Estudios científicos independientes analizan cómo el cerebro humano transforma las notas de la música en emociones, un misterio que intriga a psicólogos y musicólogos desde hace décadas.
Siempre hay música. Los ritos en casi todas las religiones se subrayan acústicamente con canciones y, con ellos, las etapas vitales de millones de personas, desde su presentación en sociedad hasta su muerte. Equipos deportivos y enteros países condensan su identidad en una canción, que convierten en su himno oficial. La música lo marca todo, de lo más colectivo a lo más íntimo. Los enamoramientos, con “nuestra canción”. Las separaciones, con un tema de despecho o de melancolía. Las fiestas, eternamente ligadas al cante y el baile. Los cumpleaños. Las Navidades. Hay discos que quedan asociados a unas coordenadas emocionales y tienen el poder de llevarnos a un momento, un lugar o una persona. La música es uno de los elementos que más y mejor saben emocionar al ser humano. Lo que no se sabe muy bien es por qué.
Psicólogos y neurólogos llevan décadas intentando entender cómo percibe la música el cerebro, qué células y circuitos entran en juego. Si es un rasgo exclusivamente humano u otros animales, como los pájaros o algunos perros, son igualmente musicales. Si existen algunos ritmos universales o por qué la música en directo nos emociona más que la grabada.
Este mismo mes, tres estudios independientes han intentado arrojar algo más de luz sobre el tema. Sascha Frühholz, profesor de la Unidad de Neurociencia de la universidad de Zurich, es el autor principal de uno de ellos. Lleva años estudiando cómo se transmite la emoción a través del sonido, un tema que ha sido muy explorado, admite, pero en el que encuentra ciertas lagunas. “Apenas hay estudios que analicen la música en directo, y creo que es algo que todos sabemos a nivel personal, que en un concierto, sientes la música de forma más intensa”, explica en conversación telefónica.
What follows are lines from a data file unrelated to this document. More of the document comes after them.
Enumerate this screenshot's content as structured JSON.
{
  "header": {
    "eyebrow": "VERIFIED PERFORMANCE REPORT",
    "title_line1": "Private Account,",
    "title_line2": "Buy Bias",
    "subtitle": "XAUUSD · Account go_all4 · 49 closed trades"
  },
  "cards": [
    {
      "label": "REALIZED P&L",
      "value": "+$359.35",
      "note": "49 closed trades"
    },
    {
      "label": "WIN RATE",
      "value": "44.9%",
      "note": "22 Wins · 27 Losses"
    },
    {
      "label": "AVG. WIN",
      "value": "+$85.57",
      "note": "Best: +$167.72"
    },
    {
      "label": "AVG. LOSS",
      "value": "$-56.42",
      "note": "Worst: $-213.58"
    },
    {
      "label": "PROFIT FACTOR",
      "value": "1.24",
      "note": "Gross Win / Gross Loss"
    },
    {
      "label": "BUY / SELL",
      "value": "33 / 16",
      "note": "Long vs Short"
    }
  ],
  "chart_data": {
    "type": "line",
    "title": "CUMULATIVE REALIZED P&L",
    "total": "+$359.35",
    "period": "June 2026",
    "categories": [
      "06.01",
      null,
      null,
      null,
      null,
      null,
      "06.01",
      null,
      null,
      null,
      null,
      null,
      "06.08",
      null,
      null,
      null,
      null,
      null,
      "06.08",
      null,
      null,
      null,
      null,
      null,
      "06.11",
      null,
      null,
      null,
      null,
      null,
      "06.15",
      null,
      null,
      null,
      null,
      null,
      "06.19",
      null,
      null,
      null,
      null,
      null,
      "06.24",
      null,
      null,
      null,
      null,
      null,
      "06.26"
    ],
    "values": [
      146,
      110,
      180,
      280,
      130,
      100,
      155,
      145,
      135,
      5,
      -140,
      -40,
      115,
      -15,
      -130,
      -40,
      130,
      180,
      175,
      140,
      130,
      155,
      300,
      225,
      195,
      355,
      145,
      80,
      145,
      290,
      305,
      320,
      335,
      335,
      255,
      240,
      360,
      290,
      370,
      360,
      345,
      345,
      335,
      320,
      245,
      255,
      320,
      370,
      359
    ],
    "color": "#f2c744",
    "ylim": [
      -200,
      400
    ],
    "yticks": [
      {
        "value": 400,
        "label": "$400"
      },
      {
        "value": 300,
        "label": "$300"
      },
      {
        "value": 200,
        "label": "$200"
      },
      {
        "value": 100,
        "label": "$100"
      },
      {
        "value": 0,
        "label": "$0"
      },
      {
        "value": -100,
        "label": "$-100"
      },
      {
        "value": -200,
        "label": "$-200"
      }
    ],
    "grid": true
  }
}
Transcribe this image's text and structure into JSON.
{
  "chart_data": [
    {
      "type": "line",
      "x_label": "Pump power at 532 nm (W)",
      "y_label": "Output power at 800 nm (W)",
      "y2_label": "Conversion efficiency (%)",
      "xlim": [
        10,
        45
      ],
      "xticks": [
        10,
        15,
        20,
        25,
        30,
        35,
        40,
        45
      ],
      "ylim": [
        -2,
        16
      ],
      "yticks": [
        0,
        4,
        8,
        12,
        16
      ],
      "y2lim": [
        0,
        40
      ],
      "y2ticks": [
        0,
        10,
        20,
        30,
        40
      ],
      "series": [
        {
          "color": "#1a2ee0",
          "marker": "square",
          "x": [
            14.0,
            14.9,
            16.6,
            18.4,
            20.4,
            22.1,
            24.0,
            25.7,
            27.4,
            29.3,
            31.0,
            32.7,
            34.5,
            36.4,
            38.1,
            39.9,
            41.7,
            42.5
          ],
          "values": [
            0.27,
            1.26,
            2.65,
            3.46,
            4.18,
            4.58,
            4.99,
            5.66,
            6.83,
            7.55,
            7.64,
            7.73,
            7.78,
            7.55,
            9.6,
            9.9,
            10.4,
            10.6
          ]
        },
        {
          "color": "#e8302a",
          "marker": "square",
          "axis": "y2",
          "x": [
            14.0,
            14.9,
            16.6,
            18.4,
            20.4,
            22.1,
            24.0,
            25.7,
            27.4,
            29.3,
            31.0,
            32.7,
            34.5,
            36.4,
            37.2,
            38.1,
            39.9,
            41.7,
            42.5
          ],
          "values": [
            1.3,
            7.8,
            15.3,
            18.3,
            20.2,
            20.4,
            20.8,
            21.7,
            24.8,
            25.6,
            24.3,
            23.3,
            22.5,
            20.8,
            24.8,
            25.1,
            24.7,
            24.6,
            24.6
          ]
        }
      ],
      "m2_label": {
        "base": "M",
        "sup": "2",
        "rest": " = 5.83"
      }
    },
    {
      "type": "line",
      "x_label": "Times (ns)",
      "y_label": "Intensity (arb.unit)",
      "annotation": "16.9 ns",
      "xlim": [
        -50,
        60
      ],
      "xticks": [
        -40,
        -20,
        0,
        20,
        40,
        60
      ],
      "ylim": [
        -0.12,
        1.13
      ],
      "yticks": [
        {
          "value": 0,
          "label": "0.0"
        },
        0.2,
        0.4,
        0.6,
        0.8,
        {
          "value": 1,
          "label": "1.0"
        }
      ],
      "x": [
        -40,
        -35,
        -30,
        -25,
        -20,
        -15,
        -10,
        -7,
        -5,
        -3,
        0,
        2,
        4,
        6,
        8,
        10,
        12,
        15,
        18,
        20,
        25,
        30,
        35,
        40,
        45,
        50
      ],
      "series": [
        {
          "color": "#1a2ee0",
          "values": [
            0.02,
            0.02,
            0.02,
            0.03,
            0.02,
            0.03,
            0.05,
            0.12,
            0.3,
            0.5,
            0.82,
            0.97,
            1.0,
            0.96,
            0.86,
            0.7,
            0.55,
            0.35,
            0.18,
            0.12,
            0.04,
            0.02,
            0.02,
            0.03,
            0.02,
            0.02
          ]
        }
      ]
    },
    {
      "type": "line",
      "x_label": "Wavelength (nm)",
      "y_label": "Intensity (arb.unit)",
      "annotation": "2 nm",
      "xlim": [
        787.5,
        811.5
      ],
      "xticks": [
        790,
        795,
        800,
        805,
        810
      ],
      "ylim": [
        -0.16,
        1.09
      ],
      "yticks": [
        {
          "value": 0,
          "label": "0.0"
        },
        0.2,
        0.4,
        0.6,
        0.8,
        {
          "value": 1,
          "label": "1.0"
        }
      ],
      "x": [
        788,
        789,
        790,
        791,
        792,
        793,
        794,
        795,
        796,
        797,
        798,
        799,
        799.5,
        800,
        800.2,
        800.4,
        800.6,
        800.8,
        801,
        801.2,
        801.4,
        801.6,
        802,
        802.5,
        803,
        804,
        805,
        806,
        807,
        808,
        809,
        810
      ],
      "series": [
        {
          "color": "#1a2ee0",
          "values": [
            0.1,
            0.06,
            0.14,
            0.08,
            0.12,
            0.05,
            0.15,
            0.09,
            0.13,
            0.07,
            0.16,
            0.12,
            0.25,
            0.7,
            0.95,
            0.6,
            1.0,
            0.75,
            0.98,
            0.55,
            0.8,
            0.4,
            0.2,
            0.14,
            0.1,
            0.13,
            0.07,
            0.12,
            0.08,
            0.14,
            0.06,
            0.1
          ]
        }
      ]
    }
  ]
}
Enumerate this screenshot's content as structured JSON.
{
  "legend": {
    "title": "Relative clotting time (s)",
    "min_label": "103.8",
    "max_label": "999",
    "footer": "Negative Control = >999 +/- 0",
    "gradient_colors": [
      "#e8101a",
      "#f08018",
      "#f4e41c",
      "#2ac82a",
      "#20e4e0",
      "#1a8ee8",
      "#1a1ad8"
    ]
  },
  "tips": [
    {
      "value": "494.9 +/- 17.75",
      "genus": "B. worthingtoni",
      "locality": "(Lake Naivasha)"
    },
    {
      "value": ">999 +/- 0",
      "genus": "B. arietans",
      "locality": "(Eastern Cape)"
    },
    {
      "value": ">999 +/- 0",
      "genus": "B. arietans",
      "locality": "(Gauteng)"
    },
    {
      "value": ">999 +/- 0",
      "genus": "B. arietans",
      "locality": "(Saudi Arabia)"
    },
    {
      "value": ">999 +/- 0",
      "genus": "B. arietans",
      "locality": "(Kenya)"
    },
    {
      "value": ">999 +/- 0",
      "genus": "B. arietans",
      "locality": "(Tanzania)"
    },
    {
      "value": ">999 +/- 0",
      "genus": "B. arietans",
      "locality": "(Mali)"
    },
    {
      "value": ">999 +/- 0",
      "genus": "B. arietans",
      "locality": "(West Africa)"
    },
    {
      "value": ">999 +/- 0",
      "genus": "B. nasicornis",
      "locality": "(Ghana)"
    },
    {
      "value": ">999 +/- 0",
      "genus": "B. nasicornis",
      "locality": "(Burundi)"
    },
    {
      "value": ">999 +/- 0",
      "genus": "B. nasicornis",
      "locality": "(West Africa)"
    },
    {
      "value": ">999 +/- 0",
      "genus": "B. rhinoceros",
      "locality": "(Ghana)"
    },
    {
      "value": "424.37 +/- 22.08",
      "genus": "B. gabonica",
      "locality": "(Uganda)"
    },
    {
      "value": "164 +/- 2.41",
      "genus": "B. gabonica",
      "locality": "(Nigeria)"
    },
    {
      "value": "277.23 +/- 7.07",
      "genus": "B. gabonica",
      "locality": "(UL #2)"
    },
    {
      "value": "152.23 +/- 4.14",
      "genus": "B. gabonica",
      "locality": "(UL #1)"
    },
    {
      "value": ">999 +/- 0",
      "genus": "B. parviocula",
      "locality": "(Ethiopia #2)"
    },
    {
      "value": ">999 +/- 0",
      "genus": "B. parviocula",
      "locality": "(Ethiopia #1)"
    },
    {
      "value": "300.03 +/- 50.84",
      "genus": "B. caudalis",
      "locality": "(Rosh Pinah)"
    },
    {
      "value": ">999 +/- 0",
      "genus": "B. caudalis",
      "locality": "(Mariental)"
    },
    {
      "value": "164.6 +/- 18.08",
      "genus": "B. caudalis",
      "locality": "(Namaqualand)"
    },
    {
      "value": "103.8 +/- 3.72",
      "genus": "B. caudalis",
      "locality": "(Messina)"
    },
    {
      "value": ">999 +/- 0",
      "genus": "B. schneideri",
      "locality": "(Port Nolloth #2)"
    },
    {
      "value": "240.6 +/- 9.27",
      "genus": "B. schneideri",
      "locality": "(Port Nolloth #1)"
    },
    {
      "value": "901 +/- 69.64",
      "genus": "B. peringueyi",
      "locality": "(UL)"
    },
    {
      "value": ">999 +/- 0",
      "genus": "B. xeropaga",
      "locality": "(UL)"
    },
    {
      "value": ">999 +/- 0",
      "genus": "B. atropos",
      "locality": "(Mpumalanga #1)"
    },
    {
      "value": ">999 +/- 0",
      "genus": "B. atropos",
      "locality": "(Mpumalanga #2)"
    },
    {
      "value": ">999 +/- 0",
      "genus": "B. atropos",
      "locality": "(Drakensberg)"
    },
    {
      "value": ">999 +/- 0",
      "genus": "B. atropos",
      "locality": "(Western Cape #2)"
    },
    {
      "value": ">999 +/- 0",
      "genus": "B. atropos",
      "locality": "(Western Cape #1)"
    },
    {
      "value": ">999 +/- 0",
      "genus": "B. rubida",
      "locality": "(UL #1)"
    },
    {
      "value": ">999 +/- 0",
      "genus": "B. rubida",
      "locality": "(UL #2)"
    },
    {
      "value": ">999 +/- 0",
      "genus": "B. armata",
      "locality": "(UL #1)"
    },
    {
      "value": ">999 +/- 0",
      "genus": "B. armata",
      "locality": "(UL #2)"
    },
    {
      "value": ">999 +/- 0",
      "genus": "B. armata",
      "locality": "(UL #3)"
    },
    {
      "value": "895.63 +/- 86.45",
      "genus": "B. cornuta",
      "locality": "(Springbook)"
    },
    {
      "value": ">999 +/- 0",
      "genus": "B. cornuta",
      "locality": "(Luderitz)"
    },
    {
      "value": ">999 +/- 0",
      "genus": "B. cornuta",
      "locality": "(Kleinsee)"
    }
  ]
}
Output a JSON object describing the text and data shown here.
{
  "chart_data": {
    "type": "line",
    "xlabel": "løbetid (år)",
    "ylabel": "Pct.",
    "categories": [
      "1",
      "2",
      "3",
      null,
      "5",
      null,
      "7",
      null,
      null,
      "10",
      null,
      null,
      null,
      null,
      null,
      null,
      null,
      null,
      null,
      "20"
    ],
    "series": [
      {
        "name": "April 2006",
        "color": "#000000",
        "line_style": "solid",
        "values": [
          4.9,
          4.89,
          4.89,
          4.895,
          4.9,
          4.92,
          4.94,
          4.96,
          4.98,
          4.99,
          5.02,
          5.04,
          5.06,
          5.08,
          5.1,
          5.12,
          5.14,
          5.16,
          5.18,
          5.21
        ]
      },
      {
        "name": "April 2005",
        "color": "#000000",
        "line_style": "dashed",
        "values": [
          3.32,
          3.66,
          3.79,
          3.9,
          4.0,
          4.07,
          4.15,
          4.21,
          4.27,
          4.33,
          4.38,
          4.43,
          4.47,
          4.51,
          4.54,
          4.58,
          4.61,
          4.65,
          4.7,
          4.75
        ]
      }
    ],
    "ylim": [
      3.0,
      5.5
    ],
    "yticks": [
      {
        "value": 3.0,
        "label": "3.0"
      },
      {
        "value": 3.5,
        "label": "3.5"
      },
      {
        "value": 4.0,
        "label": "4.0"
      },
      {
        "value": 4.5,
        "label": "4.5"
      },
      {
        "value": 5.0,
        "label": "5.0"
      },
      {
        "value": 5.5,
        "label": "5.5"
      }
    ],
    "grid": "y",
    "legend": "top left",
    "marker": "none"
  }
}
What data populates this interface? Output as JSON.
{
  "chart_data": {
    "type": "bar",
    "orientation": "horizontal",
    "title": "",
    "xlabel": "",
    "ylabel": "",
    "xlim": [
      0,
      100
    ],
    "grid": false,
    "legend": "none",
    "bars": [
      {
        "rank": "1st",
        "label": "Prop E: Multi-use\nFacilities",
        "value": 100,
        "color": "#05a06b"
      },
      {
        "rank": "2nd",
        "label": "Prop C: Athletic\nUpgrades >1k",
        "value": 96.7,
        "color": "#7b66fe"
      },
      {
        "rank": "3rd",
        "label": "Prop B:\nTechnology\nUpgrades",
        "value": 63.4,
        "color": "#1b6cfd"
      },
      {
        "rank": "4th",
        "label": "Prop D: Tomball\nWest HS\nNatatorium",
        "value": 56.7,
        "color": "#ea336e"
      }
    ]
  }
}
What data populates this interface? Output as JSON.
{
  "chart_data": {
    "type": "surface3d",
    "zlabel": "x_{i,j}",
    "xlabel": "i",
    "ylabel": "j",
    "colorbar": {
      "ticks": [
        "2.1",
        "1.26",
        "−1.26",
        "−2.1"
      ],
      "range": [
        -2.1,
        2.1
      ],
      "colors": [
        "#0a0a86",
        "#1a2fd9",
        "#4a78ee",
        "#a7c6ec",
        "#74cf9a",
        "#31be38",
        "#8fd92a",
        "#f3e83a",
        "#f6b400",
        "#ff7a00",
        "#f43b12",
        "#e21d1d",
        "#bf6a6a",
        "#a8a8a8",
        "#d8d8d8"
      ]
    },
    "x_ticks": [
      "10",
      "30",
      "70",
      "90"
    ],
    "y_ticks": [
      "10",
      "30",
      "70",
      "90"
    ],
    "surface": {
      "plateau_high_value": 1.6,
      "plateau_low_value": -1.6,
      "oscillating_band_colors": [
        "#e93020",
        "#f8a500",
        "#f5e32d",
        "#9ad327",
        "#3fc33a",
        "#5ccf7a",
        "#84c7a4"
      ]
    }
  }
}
“Los artistas suelen buscar esa conexión con el público”, explica en un intercambio de audios la psicóloga Rosana Corbacho, que lleva varios años especializada en tratar a músicos y otros profesionales del sector. “Hay que saber surfear esas olas emocionales para poder estar presente y abiertos a la conexión con el público. El estar sintiendo las mismas emociones o estar provocando ciertas emociones en un concierto es descrito como una de las experiencias más intensas en la vida de un artista”, reflexiona. Este sentimiento de pertenencia, de formar parte de algo, sirve como amplificador emocional, magnificando los efectos de la música en un público que reacciona al unísono ante un mismo estímulo. Es algo que se aprecia en los conciertos o discotecas actuales, pero que funcionaba igual en los ritos prehistóricos con música y baile frente al fuego. “Hay estudios donde se ve como al público que está bailando en un club una sesión de un DJ el ritmo del corazón se les sincroniza de alguna forma”, señala Corbacho. “Es como si nuestras neuronas bailaran al mismo ritmo”.
El siguiente estudio no tuvo lugar en un laboratorio suizo, sino en la selva boliviana. Allí llegó, después de días navegando por el Amazonas, un grupo de científicos para preguntar por ritmos, sonidos y musicalidad a la tribu de los Tsimane. Nori Jacoby, psicólogo del MIT, lideraba el experimento, que ha sido publicado en Nature. “Habría sido más cómodo hacerlo desde el sofá”, reconoce con sorna, “pero no fue así. Hicimos pruebas in situ con más de 900 personas de 15 países”. Muchas procedían de sociedades cuya música tradicional contiene patrones rítmicos distintivos que no se encuentran en la música occidental. Y se hizo un esfuerzo extra para buscar perfiles con poco acceso a internet para evitar que sus gustos musicales fueran demasiado homogéneos, explica Jacoby, que en la actualidad trabaja en Instituto Max Planck de Estética Empírica de Fráncfort.